Qui sont ces Tunisiens hyper-riches et comment le sont-ils devenus ?
D’abord, il y a une quarantaine de chefs de familles qui contrôlent une grande partie de l’économie du pays. Chacune de ces familles possède des dizaines de sociétés opérant dans plusieurs domaines d’activité, allant de l’industrie au commerce en passant par les services. Ayant occupé le terrain du fait de l’antériorité de leur enrichissement, ces familles – car le capitalisme en Tunisie reste foncièrement familial – continuent d’engranger d’énormes bénéfices grâce aux autorisations administratives dont elles ont bénéficié au cours des quarante dernières années et aux situations de rente qui en ont découlé, et peu d’entre elles ont réinvesti ne fût-ce qu’une partie de leurs bénéfices dans les zones dites défavorisées, malgré les encouragements consentis par l’Etat.
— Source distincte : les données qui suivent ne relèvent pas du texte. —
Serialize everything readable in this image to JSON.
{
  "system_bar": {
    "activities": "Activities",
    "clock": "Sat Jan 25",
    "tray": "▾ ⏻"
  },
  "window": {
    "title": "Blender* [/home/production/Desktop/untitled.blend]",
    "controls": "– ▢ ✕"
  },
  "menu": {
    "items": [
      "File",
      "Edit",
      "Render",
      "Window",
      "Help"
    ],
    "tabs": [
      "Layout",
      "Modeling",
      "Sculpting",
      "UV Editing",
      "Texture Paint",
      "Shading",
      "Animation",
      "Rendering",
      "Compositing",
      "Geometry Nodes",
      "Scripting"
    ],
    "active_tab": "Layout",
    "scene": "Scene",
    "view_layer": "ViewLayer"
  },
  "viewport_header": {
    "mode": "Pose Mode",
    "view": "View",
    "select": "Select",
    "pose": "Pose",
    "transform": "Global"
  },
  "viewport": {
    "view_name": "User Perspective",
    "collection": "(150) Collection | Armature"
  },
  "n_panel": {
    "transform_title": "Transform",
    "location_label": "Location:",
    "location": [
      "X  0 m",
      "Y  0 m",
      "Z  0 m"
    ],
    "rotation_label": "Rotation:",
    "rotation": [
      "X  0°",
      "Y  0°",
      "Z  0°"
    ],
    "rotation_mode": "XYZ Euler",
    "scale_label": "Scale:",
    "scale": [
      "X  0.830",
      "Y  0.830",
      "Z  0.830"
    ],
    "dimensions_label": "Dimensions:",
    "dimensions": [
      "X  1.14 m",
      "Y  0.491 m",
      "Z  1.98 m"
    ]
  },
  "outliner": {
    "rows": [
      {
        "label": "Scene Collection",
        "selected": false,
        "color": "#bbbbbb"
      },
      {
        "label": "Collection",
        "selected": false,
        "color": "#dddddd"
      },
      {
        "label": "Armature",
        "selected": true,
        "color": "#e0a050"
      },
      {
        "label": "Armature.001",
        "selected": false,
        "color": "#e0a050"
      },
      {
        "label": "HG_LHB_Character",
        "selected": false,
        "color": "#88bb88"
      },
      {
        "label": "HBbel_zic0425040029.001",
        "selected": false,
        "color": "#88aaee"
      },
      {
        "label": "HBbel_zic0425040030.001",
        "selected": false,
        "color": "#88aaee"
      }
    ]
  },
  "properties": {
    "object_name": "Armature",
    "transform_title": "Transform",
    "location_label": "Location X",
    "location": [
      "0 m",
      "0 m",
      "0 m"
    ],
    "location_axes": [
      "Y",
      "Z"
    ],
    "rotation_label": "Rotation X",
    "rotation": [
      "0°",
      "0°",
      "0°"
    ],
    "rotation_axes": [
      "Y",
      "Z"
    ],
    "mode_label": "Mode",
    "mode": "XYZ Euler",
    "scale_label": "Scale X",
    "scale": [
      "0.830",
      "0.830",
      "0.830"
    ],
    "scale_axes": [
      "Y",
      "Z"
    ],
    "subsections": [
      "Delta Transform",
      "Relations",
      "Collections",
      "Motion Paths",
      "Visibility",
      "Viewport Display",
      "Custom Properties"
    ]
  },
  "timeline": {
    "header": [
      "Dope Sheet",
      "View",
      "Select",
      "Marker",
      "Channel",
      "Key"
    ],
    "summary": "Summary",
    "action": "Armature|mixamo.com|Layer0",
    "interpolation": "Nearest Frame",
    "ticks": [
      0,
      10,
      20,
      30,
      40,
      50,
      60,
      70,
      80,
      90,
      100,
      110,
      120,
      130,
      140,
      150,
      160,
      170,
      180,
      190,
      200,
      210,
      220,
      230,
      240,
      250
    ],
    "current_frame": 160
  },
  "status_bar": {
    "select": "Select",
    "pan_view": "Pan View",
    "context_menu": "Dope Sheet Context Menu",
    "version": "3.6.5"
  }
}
Rien n’échappe au champ d’intervention de ces groupes économiques familiaux. Ce champ va des concessions automobiles aux banques, en passant par les industries manufacturières (textiles, alimentaires, électro-mécaniques, électroniques…), les travaux publics, le tourisme, la grande distribution, les TIC, la téléphonie mobile, la promotion immobilière et l’exportation des produits agricoles (huile d’olive, agrumes, dattes…).
Ces groupes règnent ensemble sur quelques milliers d’entreprises dans un marché exigu de 12 millions d’habitants, qu’ils se partagent entre eux. Et cela n’est pas un fait anodin, puisqu’il est difficile voire impossible pour de nouveaux venus de pénétrer dans ces territoires confisqués et soigneusement gardés, ou bousculer leurs quasi-monopoles, sous peine de se casser les reins. D’où l’échec récurrent de beaucoup de jeunes entrepreneurs qui ont cru pouvoir lancer des petites et moyennes entreprises et leur assurer une place parmi les mastodontes occupant déjà le terrain. Certains d’entre eux, dont les tentatives ont essuyé un cuisant échec, vous diront que la route est barrée à tout projet qui marche sur les plate-bandes de tel ou tel puissant groupe.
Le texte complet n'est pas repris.